Who would ever have thought of writing a middle grade book about a kid who builds a kite? Yet from that simple beginning your book is about so much more than that. I think your creative plots are great! Can you give any
suggestions or tips to those of us who may think that an idea that's just a little too wierd or abstract just might not fly with publishers or readers? What do you think helps you make these very unusual plots gripping
to readers and publishers?

Janelle said...

Hi Janelle, (Stephen says)

Thanks so much for your kind comments about my books. I really
appreciate it. I used to write stories where the 'weirdness' itself
was the point of the story. Those never turned out very well. I think
that's a problem a lot of fantasy/scifi writers encounter when they first start writing.

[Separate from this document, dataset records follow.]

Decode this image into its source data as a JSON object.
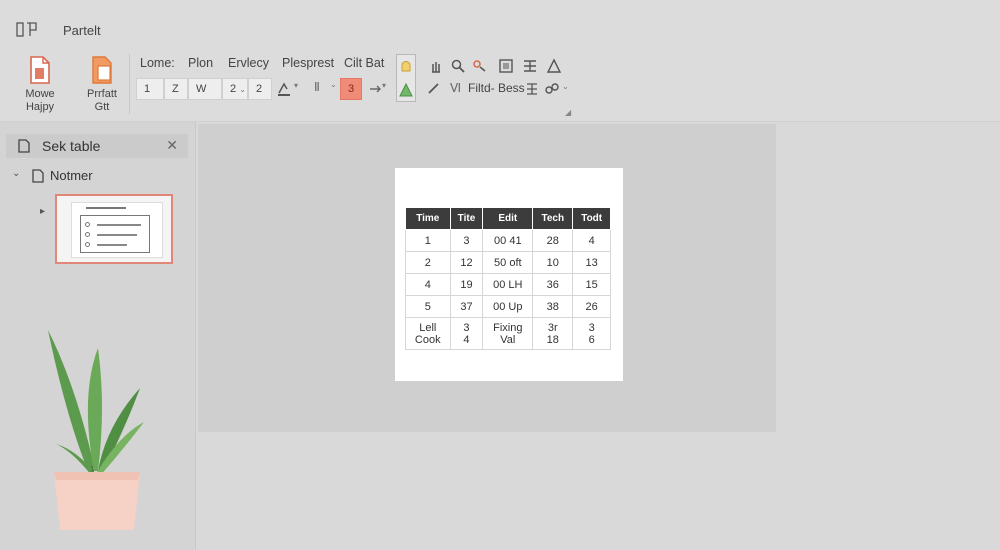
{
  "window": {
    "title": "Partelt"
  },
  "ribbon": {
    "buttons": [
      {
        "label_line1": "Mowe",
        "label_line2": "Hajpy"
      },
      {
        "label_line1": "Prrfatt",
        "label_line2": "Gtt"
      }
    ],
    "menu": [
      "Lome:",
      "Plon",
      "Ervlecy",
      "Plesprest",
      "Cilt Bat"
    ],
    "font_controls": {
      "field1": "1",
      "field2": "Z",
      "field3": "W",
      "size_value": "2",
      "field5": "2",
      "highlight_value": "3"
    },
    "find_label": "Filtd- Bess"
  },
  "panel": {
    "header_title": "Sek table",
    "tree_label": "Notmer"
  },
  "slide": {
    "table": {
      "headers": [
        "Time",
        "Tite",
        "Edit",
        "Tech",
        "Todt"
      ],
      "rows": [
        [
          "1",
          "3",
          "00 41",
          "28",
          "4"
        ],
        [
          "2",
          "12",
          "50 oft",
          "10",
          "13"
        ],
        [
          "4",
          "19",
          "00 LH",
          "36",
          "15"
        ],
        [
          "5",
          "37",
          "00 Up",
          "38",
          "26"
        ]
      ],
      "last_row": {
        "c1_l1": "Lell",
        "c1_l2": "Cook",
        "c2_l1": "3",
        "c2_l2": "4",
        "c3_l1": "Fixing",
        "c3_l2": "Val",
        "c4_l1": "3r",
        "c4_l2": "18",
        "c5_l1": "3",
        "c5_l2": "6"
      }
    }
  },
  "colors": {
    "accent": "#e2867a",
    "header_fill": "#3c3c3c",
    "highlight": "#f08b78"
  }
}
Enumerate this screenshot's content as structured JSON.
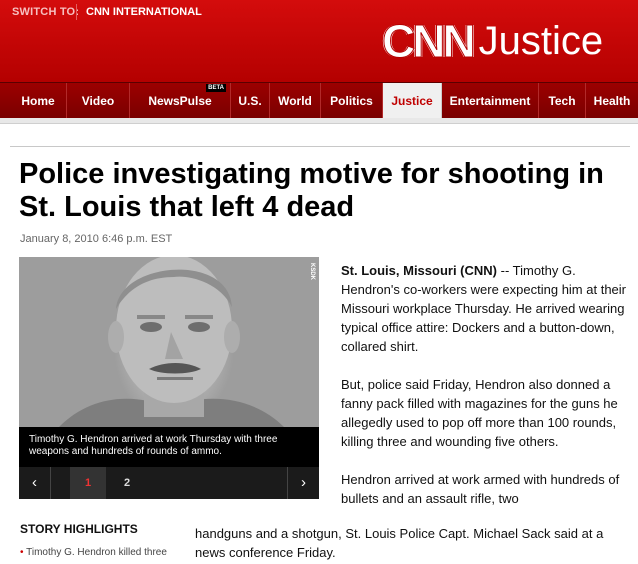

I think readers will get interested in a story,however strange or unusual, if the focus of the story is not the concept itself, but the characters and their quirks and relationships set against the backdrop of the weird. The characters should have some
everyday problems they are struggling with, problems the reader can relate to, which have nothing to do with the strange circumstances in which they find themselves. In The Death of Yorik Mortwell, the
Princess of the Aviary Glade is a being of limitless power, yet she is still frustrated and unhappy because she cannot come to terms with mistakes she has made in the past and cannot bring herself to ask for forgiveness. This is something all readers will be familiar with, despite the fact that we are only ordinary humans who can't turn ourselves into comets.

Stephen Messer said...

Thanks for the interview, Janelle. I'm looking forward to seeing everyone at the Quail Ridge event on Sunday.

Janelle said...

It was great to have you, Stephen!

Karen said...

Stephen-- your comment about setting characters with relatable concerns against the backdrop of the wired rings very true to me. Thanks for putting it so succinctly -- it is not about the weirdess, it is about the characters. Thanks for a great interview.

Carol Baldwin said...

Writing so that your reader is involved in the journey--great point, Janelle. And Stephen, you do give back to the writing community; I'm always impressed with you much you encourage others on FB. But obviously you leave time to write!!! Thanks for the interview to both of you. Carol Baldwin

Bonnie J. Doerr said...

It's a relief to hear such a talented and successful writer say that (my interpretation here)sometimes applying all of our craft and technique lessons can get in the way of the story. It's the story that most grips the reader. Of course, we can mess up a good story with shoddy craft. It's all about balance and Stephen definitely has a fine balance! Thanks for bringing more of him to us.